Art
JAMES HAMPTON Hampton (1909-1964) was a visionary artist whose one-man church and apocalyptic environment, “The 'Throne of the Third Heaven of the Nations' Millennium General Assembly,” has been called America's greatest work of visionary art. This complex assemblage of secondhand furniture, light bulbs, jelly jars, and other objects covered in silver and gold foil celebrates the Second Coming of Christ and is lasting evidence of Hampton's solitary, all-consuming devotion. The Throne was discovered in a garage on Seventh Street in Northwest Washington, D.C., after Hampton's death and installed in the National Museum of American Art. Hampton's writings attached to various pieces of The Throne and his papers that were found in the garage reveal some of his goals and spiritual motivations. They also compound the mystery, for many are written in a secret script that has defied cryptographers.
PALMER HAYDEN Hayden (1890-1973) took his first drawing lessons through a correspondence course, and later studied at the Cooper Union and in 1925 studied with Asa Grant Randall at the Boothbay Art Colony in Maine, where he excelled in marine subjects. His early sketchbooks are pocket-sized with pencil drawings of landscapes and coastal scenes, and his painting of a Maine seascape won first prize from the Harmon Foundation in 1926. When an art patron, who had urged him to enter the competition, gave him $3,000 to continue his studies abroad, Hayden moved to France and lived in Brittany and Paris from 1927 to 1932. His twelve sketchbooks from this period contain studies of sailboats, and other drawings show him dancing, drinking, and enjoying the freedom of Parisian society. After 1940 he became known for his narrative paintings of urban ghettos, the rural South, and American folklore. Among his papers are studies for a series of twelve paintings illustrating the ballad of John Henry.
CLEMENTINE HUNTER Hunter (1887-1988) was a self-taught folk artist who began painting when she was over forty, after spending her life cooking and picking cotton in Louisiana. Most of her paintings are flat, two-dimensional views of rural southern life. She became one of the South's most important artists after her "discovery" in the 1950s.

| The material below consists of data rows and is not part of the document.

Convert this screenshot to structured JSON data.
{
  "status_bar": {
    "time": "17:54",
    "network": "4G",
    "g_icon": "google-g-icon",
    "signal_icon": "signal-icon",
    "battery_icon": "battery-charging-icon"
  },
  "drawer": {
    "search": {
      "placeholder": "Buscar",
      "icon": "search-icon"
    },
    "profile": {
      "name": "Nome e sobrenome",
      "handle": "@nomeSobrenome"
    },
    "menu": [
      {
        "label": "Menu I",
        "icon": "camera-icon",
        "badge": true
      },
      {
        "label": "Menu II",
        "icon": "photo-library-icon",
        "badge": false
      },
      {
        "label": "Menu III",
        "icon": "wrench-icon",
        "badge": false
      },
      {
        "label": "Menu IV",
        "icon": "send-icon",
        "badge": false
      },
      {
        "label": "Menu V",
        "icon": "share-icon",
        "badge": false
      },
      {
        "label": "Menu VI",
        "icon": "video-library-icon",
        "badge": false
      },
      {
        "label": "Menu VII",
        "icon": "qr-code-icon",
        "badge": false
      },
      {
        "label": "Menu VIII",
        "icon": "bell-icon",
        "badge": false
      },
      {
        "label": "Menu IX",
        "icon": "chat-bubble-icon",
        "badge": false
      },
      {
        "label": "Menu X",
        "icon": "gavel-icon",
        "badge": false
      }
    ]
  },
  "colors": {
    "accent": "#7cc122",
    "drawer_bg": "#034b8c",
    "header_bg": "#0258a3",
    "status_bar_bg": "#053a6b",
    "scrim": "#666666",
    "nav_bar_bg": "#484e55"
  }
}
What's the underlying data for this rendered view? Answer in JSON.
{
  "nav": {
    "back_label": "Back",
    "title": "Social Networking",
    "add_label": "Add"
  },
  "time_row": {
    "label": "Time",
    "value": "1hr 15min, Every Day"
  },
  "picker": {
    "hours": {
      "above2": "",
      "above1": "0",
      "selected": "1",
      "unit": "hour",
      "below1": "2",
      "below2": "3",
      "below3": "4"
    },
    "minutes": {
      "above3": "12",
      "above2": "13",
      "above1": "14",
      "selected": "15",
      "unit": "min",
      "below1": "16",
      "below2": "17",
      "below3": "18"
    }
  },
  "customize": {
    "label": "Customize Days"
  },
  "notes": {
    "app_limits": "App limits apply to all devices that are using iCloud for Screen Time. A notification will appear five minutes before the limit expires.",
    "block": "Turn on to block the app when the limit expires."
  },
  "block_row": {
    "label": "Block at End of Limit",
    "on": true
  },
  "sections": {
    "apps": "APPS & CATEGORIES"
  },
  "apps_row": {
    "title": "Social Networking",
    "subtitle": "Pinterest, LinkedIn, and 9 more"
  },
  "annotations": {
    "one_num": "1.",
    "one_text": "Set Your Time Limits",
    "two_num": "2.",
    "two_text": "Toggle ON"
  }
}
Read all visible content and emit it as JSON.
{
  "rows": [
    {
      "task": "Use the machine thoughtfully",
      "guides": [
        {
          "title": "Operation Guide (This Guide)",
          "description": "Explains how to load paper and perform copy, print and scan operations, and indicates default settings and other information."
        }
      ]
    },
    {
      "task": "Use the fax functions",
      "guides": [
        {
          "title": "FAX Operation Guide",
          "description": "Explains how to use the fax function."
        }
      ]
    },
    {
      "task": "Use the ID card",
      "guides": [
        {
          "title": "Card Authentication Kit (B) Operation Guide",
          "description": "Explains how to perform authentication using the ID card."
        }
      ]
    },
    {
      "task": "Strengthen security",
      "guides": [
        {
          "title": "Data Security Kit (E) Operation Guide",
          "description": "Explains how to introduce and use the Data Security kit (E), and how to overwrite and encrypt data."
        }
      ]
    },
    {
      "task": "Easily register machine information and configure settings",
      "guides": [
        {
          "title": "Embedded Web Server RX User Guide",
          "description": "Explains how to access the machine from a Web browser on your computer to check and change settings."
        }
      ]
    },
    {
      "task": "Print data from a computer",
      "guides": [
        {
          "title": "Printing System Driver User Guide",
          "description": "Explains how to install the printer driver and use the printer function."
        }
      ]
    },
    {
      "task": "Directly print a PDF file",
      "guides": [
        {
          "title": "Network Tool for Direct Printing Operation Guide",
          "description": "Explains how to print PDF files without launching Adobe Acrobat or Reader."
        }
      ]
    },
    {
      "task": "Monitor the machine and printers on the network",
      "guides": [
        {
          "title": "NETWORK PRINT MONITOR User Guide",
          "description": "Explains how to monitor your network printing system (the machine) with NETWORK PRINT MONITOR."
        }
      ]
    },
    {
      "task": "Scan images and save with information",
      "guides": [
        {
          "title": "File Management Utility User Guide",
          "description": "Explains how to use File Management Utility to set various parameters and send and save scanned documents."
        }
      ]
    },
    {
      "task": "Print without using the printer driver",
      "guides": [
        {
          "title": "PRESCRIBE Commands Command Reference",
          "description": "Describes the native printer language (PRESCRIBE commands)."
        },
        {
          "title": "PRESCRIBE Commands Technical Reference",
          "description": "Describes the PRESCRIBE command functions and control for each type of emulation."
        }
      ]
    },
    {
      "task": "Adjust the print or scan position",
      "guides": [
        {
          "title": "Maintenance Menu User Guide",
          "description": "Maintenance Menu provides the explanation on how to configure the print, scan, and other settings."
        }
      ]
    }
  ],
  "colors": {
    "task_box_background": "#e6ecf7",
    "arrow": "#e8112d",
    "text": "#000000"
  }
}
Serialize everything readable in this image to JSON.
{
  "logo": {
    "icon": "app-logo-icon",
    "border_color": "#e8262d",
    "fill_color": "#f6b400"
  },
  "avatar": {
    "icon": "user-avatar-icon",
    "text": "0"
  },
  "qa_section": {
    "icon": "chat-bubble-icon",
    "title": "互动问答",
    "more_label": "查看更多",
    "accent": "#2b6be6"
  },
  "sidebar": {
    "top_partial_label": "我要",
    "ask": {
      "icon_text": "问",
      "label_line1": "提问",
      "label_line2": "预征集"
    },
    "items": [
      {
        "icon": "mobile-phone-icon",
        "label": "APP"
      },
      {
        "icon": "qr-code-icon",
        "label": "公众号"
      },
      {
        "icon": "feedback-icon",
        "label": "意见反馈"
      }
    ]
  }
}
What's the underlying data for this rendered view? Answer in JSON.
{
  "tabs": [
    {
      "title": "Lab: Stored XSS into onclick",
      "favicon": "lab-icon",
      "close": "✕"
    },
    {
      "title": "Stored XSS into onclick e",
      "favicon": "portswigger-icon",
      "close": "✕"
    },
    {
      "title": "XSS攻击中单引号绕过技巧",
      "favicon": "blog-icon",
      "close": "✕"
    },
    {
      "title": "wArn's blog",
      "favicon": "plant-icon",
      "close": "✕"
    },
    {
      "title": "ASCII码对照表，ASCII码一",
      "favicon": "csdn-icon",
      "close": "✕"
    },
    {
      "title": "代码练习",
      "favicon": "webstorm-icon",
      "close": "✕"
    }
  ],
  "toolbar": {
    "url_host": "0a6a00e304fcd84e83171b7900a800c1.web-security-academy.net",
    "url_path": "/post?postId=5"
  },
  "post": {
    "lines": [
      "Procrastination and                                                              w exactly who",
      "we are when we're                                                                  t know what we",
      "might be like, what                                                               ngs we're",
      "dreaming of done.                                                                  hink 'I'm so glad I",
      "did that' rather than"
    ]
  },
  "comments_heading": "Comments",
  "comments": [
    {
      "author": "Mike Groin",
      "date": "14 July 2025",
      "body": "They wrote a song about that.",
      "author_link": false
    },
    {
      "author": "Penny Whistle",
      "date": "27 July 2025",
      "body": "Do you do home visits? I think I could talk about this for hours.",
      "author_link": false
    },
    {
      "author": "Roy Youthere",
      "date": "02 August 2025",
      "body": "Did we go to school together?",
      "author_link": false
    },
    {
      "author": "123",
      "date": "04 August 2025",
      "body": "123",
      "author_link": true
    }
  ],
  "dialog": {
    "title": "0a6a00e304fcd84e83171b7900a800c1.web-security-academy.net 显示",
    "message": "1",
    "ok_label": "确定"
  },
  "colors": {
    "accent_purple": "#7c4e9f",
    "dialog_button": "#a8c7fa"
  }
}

JOSHUA JOHNSON Johnson (c1763-1824) was one of the leading painters in Baltimore. He was one of the first African Americans to become a professional artist in his own country. Born into slavery as the son of a white man and a black woman who was the slave of another man, Johnson was purchased by his father from his mother's owner when he was about a year old. He later apprenticed to a Baltimore blacksmith, and was freed in 1782. Apparently self-taught, Johnson was listed as a portrait painter or limner from 1796 to 1824 in Baltimore city directories. Some eighty portraits are now attributed to him.